Opera Picks Up Webkit Engine
New submitter nthitz writes "Opera has announced that they will be dropping their rendering engine Presto, in favor of Webkit. This knocks the number of major rendering engines down to three. Opera will also be adopting the Chromium V8 Javascript engine. The news coincides with their announcement of 300 million users. '300 million marks the first lap, but the race goes on,' says Lars Boilesen, CEO of Opera Software. 'On the final stretch up to 300 million users, we have experienced the fastest acceleration in user growth we have ever seen. Now, we are shifting into the next gear to claim a bigger piece of the pie in the smartphone market.'"
They've already submitted patches to improve multi-column layouts even.

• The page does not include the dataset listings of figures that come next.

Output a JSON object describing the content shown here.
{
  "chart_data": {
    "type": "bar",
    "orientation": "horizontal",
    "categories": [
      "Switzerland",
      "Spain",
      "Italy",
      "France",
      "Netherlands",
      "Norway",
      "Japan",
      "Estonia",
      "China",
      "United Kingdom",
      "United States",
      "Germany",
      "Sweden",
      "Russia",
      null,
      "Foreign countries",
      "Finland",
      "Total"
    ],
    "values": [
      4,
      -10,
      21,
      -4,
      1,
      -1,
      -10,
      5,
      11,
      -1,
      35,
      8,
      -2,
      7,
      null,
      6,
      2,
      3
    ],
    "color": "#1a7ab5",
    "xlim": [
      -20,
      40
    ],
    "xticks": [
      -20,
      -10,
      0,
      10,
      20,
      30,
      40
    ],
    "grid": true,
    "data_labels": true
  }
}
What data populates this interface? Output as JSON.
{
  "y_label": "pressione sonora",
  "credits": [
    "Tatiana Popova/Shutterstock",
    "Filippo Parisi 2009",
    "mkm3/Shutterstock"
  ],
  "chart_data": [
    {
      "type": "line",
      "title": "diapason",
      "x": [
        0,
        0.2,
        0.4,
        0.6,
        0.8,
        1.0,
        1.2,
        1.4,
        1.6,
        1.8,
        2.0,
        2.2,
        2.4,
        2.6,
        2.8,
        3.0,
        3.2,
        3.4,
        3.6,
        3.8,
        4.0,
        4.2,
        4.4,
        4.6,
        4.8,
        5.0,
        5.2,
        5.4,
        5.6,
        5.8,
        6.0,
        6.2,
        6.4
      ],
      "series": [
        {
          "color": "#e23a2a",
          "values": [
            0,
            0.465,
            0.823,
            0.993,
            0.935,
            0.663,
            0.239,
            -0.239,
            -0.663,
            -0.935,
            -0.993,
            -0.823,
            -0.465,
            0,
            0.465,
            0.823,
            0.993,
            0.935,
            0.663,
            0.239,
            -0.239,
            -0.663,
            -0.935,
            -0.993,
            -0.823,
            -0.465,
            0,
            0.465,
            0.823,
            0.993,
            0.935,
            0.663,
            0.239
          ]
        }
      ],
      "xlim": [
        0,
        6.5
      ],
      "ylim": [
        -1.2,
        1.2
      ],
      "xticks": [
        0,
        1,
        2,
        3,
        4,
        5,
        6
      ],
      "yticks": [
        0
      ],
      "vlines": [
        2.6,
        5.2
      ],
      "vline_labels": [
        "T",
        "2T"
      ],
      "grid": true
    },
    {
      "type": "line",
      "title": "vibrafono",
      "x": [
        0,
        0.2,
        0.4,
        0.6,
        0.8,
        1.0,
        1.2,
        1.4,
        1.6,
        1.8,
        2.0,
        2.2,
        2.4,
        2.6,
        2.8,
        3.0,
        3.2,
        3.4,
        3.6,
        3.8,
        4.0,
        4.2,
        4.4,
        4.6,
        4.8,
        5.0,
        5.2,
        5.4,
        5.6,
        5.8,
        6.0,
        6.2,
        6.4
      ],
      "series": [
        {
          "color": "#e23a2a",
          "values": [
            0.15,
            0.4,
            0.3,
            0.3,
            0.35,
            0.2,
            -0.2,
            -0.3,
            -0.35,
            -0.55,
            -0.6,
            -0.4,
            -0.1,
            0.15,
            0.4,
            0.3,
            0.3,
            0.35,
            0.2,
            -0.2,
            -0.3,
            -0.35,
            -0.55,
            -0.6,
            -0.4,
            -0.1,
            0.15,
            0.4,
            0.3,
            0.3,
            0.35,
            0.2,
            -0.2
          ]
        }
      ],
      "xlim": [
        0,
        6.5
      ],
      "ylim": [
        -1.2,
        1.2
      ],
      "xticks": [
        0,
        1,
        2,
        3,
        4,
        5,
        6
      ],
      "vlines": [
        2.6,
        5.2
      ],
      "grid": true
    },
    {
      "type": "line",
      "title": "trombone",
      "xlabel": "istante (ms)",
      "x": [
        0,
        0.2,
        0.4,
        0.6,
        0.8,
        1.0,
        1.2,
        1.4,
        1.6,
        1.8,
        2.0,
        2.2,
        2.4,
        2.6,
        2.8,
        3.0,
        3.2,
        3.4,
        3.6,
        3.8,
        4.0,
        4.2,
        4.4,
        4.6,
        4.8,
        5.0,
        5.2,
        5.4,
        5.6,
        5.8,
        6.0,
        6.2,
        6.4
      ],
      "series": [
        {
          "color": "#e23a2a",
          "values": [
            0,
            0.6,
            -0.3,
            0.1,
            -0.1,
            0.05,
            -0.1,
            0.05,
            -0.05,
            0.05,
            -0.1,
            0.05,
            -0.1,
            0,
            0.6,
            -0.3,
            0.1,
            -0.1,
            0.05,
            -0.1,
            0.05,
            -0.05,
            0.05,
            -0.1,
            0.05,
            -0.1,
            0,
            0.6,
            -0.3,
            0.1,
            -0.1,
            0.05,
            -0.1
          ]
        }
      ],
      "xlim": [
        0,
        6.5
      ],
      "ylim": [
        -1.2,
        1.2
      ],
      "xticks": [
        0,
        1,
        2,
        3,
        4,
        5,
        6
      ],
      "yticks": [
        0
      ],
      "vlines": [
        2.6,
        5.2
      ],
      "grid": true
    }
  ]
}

This is bad news. Another step on the way to browser monoculture, with all the problems that can bring. Next thing Firefox will switch to Webkit and we'll have only Webkit browsers and IE left.
Just speculation, but I wonder if this is cost related. It can't be cheap to keep Presto up to par with Webkit and Gecko. Using Webkit instead means they can spend less money on that, and devote more to the UI without particularly affecting the browser's standards compliance.
So in that sense it seems like a sound business decision.
-- "So they told me that using the download page to download something was not something they anticipated." - Bill Gates
As a web developer, I should be happy about this development, but the fact is: Opera was always standards compliant and as a user I liked how it rendered pages (qucikly and without any white screen gaps between page loads).
But it probably makes sense for them. Webkit is solid and their costs will probably go down dramatically.